The Nazis stole astonishing amounts of Jewish art on an unprecedented scale (something like the legendary 1204 rape of Byzantium by Crusaders). Some of that art vanished. Some went to art collectors, and museums, with leaders who argued that the greater good was to save it for viewing by future display. Some insisted these treasures must be returned to the heirs of the families who owned them. But what if there were no heirs?

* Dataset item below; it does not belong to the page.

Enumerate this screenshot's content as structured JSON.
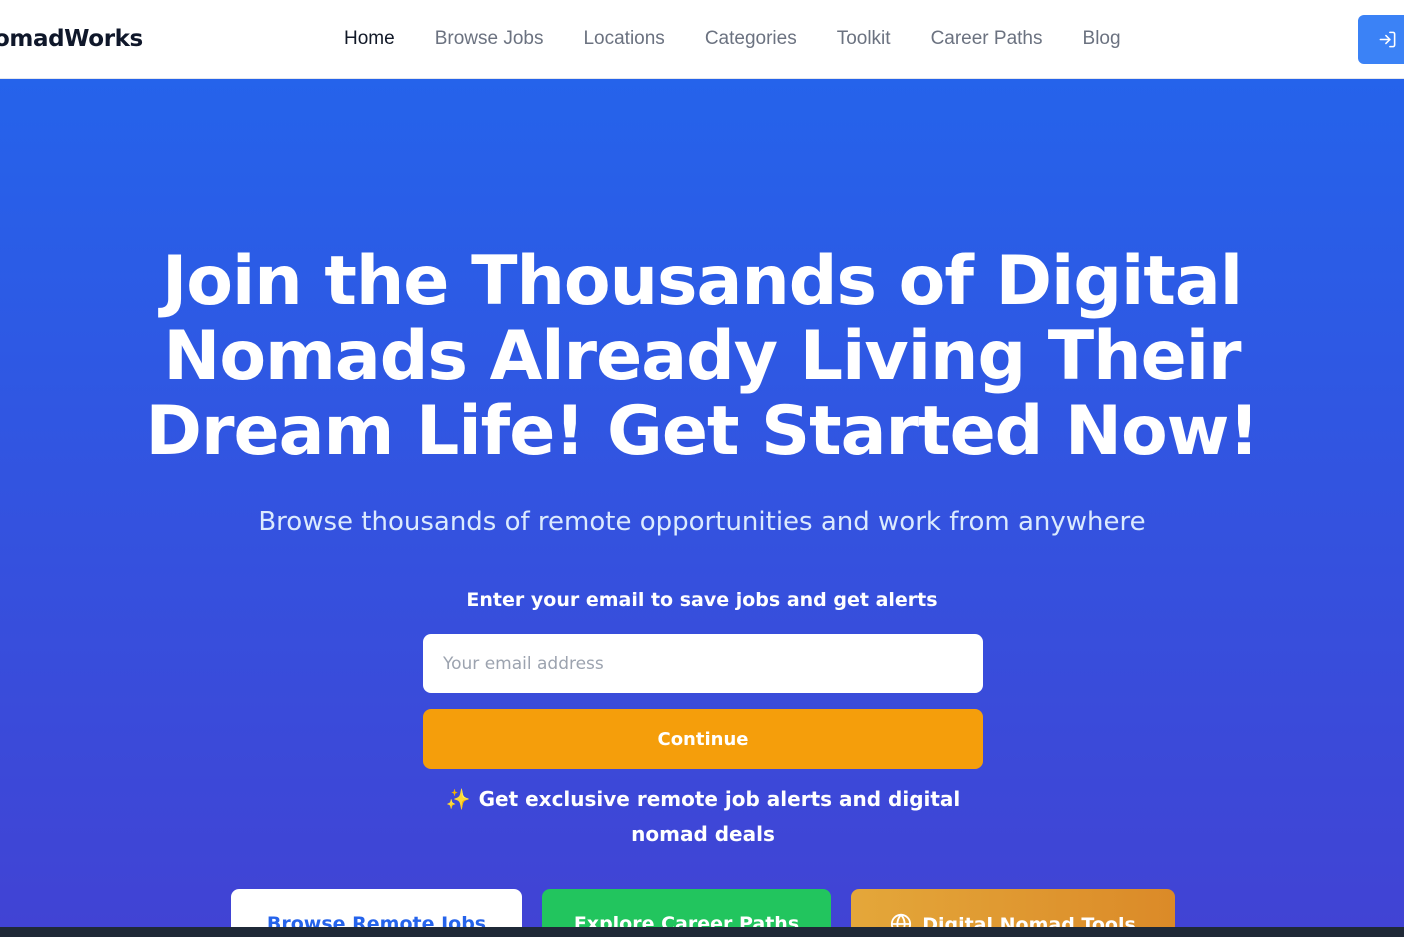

Now, similar arguments are raging about antiquities looted by the Islamic State as it ravaged the ancient communities, monasteries, churches, mosques, libraries, etc., of Iraq and Syria. Treasures hit the black market in the Internet age and, again, arguments raged about whether it is legal or moral to purchase these items, rather than leaving them in the hands of ISIS. But did purchasing them fund terrorism? It would appear so. Would it have been better to have let these items vanish into the hands of collectors who would hoard them out of sight? How could these treasures be returned to religious communities that, in some cases, no longer exist?

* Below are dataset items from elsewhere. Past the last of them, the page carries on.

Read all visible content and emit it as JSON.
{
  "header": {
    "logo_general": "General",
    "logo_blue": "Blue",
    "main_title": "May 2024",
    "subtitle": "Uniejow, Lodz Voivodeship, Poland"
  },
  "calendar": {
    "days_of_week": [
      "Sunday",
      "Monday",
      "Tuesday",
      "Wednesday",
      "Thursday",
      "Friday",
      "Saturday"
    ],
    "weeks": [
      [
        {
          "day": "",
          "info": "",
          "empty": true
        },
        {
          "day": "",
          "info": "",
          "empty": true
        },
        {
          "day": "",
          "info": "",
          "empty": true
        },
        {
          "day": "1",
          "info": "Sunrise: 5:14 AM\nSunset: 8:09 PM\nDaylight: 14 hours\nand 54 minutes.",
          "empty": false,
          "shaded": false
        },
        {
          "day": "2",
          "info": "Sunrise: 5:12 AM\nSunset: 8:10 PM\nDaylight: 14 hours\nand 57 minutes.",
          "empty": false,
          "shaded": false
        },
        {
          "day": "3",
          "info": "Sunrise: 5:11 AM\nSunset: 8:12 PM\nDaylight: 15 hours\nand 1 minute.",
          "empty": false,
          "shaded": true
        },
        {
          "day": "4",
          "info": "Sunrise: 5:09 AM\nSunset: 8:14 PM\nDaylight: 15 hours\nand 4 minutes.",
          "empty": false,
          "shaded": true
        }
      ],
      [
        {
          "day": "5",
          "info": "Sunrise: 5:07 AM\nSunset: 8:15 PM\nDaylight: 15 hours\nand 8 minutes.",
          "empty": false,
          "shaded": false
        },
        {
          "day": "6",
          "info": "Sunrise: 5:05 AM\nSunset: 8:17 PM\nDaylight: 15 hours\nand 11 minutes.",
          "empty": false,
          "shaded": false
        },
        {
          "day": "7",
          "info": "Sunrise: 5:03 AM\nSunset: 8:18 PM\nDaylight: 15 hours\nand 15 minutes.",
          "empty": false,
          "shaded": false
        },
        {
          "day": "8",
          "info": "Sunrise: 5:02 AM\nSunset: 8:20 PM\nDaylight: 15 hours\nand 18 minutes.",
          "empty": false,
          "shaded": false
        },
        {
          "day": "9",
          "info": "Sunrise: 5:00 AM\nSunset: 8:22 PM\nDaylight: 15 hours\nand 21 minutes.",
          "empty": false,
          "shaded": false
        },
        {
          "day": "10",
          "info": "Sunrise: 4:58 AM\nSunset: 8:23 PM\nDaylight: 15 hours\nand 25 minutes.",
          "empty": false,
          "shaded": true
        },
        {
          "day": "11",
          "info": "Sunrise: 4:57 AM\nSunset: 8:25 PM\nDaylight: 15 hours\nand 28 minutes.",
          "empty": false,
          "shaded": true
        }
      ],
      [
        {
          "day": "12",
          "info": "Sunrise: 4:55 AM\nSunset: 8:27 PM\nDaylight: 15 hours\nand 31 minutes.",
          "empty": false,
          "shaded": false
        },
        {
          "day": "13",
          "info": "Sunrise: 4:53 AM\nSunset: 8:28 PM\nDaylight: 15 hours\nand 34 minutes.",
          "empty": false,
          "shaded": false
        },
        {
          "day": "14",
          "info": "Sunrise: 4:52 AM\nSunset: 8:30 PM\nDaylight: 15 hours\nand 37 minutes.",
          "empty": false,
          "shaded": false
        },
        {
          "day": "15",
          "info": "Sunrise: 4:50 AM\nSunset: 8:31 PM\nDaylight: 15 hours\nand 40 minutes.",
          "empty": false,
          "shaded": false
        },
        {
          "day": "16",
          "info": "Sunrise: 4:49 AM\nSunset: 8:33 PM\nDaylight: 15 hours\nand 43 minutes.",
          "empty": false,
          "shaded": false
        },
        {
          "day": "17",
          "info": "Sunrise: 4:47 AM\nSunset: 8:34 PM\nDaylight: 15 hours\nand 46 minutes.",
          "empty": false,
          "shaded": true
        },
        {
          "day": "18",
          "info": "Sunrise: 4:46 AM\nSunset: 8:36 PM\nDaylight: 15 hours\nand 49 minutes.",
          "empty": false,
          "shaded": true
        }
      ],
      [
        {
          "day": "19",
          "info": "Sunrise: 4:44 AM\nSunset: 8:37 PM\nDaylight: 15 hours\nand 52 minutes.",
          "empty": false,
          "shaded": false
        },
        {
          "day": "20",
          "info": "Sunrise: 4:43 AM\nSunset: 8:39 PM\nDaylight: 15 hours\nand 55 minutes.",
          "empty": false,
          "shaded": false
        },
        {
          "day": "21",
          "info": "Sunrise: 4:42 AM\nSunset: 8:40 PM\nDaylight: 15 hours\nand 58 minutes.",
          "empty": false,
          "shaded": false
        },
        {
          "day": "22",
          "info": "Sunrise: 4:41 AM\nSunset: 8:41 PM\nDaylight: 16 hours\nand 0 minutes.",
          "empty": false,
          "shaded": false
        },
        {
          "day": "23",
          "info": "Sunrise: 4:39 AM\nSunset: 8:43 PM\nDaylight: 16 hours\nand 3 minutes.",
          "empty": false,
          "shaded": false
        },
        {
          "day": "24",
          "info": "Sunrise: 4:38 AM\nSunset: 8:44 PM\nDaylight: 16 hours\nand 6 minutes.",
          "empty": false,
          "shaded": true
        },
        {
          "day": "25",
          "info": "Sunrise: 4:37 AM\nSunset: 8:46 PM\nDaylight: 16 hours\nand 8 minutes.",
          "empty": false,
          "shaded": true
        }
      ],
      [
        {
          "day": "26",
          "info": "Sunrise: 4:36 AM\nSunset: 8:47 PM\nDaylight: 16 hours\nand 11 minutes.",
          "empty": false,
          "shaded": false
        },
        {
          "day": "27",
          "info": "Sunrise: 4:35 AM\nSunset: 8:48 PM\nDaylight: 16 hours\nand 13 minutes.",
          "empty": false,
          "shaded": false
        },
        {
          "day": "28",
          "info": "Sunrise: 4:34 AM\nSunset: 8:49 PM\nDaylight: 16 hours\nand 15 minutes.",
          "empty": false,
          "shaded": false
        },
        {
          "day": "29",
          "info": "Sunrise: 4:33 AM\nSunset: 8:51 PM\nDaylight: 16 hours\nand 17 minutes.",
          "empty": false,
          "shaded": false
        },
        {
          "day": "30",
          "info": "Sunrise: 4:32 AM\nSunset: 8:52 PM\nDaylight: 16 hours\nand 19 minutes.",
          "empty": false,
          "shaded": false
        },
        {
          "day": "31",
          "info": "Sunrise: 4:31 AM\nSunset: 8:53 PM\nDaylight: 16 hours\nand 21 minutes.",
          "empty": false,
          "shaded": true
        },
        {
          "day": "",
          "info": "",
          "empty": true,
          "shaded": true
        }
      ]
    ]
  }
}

To say the least, the Green family of Hobby Lobby fame and its Museum of the Bible got caught up in these scandals, producing waves of headlines. The crucial issue: At what point does trading for these items cross the line into theft and encouraging theft?

So what makes a museum controversial? That was the question at the heart of this week's "Crossroads" podcast (click here to tune that in).

As it turns out, there are all kinds of reasons for people -- secular and religious -- to argue about the new Museum of the Bible, just off the National Mall in Washington, D.C. Some of these issues ended up in a Washington Post feature that was the focus of my recent post on this subject. Headline: "Washington Post religion team (thank God) gets to offer first look at the Museum of the Bible."

At the heart of the Post piece was a fascinating, and perfectly valid, damned if you do, damned if your don't question about this museum.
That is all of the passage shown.